Jul 16, 2007

Have You Seen This Lawn?

Our good buddies at NASA have put out this image showing how much of the U.S. is devoted to turf lawns. Says NASA's Earth Observatory:

The map shows how common lawns are across the country, despite a wide variability of climate and soils. Indeed, the scientists who produced the map estimate that more surface area is devoted to lawns than to any other single irrigated crop in the country. For example, lawns appear to cover more than three times the number of acres that irrigated corn covers.

Just take a look at, Phoenix, Las Vegas, Los Angeles, or any other "desert" town to get a sense of just how important we perceive lawn to be to our way of life. Books such as American Green explore our obsession (albeit a bit pithily, says the New York Times), and magazines such as Forbes estimate that we "Americans spent $25.9 billion on lawn-care and landscape maintenance in 2006, a figure which includes, among other things, professional services and water bills."
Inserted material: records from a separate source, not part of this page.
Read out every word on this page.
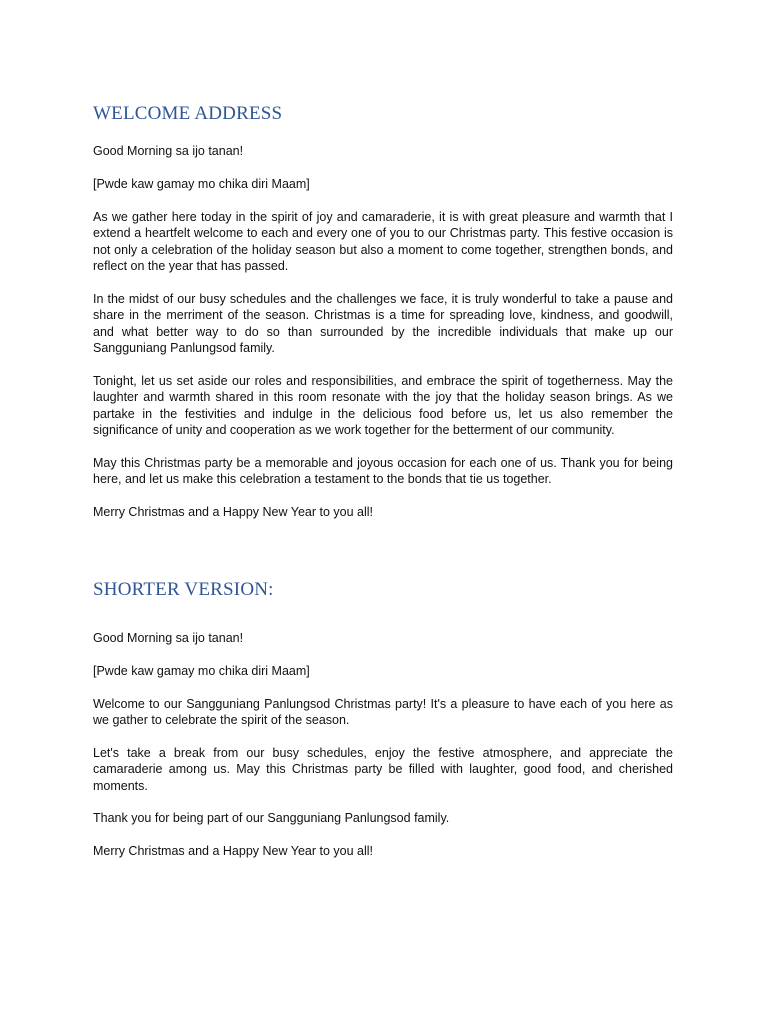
WELCOME ADDRESS

Good Morning sa ijo tanan!

[Pwde kaw gamay mo chika diri Maam]

As we gather here today in the spirit of joy and camaraderie, it is with great pleasure and warmth that I extend a heartfelt welcome to each and every one of you to our Christmas party. This festive occasion is not only a celebration of the holiday season but also a moment to come together, strengthen bonds, and reflect on the year that has passed.

In the midst of our busy schedules and the challenges we face, it is truly wonderful to take a pause and share in the merriment of the season. Christmas is a time for spreading love, kindness, and goodwill, and what better way to do so than surrounded by the incredible individuals that make up our Sangguniang Panlungsod family.

Tonight, let us set aside our roles and responsibilities, and embrace the spirit of togetherness. May the laughter and warmth shared in this room resonate with the joy that the holiday season brings. As we partake in the festivities and indulge in the delicious food before us, let us also remember the significance of unity and cooperation as we work together for the betterment of our community.

May this Christmas party be a memorable and joyous occasion for each one of us. Thank you for being here, and let us make this celebration a testament to the bonds that tie us together.

Merry Christmas and a Happy New Year to you all!

SHORTER VERSION:

Good Morning sa ijo tanan!

[Pwde kaw gamay mo chika diri Maam]

Welcome to our Sangguniang Panlungsod Christmas party! It's a pleasure to have each of you here as we gather to celebrate the spirit of the season.

Let's take a break from our busy schedules, enjoy the festive atmosphere, and appreciate the camaraderie among us. May this Christmas party be filled with laughter, good food, and cherished moments.

Thank you for being part of our Sangguniang Panlungsod family.

Merry Christmas and a Happy New Year to you all!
That article goes on to mention xeriscaping -- technically, landscaping with plants that can withstand bone-dry conditions, such as the lovely specimens offered by High Country Gardens -- but also notes that local ordinances may actually override common sense, dictating plants of a certain type or lawns of a certain size.
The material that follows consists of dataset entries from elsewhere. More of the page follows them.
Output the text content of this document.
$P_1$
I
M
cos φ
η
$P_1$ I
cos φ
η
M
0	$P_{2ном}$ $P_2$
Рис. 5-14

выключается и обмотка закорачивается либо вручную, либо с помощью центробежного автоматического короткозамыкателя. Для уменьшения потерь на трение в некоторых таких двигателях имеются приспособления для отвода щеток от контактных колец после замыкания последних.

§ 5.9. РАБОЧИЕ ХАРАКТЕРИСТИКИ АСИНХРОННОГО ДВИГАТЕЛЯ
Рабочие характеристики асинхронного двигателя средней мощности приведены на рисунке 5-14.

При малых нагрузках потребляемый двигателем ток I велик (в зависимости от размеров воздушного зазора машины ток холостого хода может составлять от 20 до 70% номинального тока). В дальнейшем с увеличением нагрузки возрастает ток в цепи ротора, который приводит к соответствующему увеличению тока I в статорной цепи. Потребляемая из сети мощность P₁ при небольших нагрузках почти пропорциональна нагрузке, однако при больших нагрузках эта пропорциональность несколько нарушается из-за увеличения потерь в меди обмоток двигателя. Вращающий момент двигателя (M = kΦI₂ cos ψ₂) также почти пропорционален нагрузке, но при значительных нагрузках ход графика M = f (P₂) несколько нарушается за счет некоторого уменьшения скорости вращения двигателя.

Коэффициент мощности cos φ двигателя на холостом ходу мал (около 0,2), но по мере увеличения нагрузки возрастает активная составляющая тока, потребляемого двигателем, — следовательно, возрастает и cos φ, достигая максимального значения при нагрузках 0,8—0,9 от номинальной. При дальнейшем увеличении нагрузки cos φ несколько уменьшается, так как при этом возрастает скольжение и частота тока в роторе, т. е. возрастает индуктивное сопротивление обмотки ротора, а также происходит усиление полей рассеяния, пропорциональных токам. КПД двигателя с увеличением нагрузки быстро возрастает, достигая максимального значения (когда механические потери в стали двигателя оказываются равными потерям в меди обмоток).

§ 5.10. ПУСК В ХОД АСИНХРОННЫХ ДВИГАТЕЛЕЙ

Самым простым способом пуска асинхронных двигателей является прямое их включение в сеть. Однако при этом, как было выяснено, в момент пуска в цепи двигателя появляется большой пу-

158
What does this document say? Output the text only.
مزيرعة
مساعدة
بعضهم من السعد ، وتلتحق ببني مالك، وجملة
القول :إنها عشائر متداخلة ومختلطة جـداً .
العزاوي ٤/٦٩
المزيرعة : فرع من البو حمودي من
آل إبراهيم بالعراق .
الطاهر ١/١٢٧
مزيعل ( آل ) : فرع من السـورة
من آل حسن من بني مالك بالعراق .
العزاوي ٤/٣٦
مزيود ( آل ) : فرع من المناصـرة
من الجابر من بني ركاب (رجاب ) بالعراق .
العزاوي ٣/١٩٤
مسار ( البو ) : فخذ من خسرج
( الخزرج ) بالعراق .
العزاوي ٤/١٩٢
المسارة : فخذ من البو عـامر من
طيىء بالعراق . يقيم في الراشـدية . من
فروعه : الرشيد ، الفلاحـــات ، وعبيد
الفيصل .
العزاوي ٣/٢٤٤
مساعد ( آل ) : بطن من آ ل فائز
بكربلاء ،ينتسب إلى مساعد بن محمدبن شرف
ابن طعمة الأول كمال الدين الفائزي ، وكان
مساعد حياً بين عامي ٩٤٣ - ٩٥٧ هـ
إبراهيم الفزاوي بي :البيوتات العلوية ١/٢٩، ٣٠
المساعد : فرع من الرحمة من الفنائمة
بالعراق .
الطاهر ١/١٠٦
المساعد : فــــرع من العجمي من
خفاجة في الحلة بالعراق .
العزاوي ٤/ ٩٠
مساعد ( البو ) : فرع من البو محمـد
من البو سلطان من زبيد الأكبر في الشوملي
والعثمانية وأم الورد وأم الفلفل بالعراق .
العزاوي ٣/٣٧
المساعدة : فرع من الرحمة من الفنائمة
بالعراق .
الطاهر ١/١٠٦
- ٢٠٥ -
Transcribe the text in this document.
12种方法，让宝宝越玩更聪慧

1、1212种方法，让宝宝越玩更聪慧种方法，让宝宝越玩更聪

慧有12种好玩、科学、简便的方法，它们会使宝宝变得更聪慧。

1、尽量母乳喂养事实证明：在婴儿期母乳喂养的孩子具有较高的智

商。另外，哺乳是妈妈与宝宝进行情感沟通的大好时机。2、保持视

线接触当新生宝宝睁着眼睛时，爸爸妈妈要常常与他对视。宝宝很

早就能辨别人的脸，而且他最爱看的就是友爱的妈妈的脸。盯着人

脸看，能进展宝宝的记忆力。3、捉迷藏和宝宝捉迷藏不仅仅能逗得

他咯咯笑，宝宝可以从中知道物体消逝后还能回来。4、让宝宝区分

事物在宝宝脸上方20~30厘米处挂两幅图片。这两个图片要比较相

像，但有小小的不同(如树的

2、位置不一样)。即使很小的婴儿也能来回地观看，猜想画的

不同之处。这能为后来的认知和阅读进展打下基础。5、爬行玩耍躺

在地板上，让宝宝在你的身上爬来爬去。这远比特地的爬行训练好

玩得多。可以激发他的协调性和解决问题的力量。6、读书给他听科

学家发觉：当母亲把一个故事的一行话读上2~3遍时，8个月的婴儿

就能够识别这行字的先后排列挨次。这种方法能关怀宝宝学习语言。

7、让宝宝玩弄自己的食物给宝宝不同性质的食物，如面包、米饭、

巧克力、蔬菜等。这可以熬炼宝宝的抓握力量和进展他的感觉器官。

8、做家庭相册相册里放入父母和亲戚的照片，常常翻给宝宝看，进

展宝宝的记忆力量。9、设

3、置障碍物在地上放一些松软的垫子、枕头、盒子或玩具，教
My clients know I believe lawn is good for children and dogs, and not much else. My neighbors despise me because I've let the gratuitous patches of lawn in our front yard die ("it's not brown, it's golden," I remind them) as I await the fall planting season. My readers know I've wrestled with the dilemma of natural vs. artificial turf for my back yard (natural won, in a split and ambiguously ethical decision involving invertebrates). But I still find that most people I talk to for the first time can't let go of their vision of a lush, green lawn. Never mind that we Americans use as much as 19 trillion gallons of water and 2.4 million metric tons of nitrogen-based fertilizer annually to care for our lawns... you've got yours, and I want mine.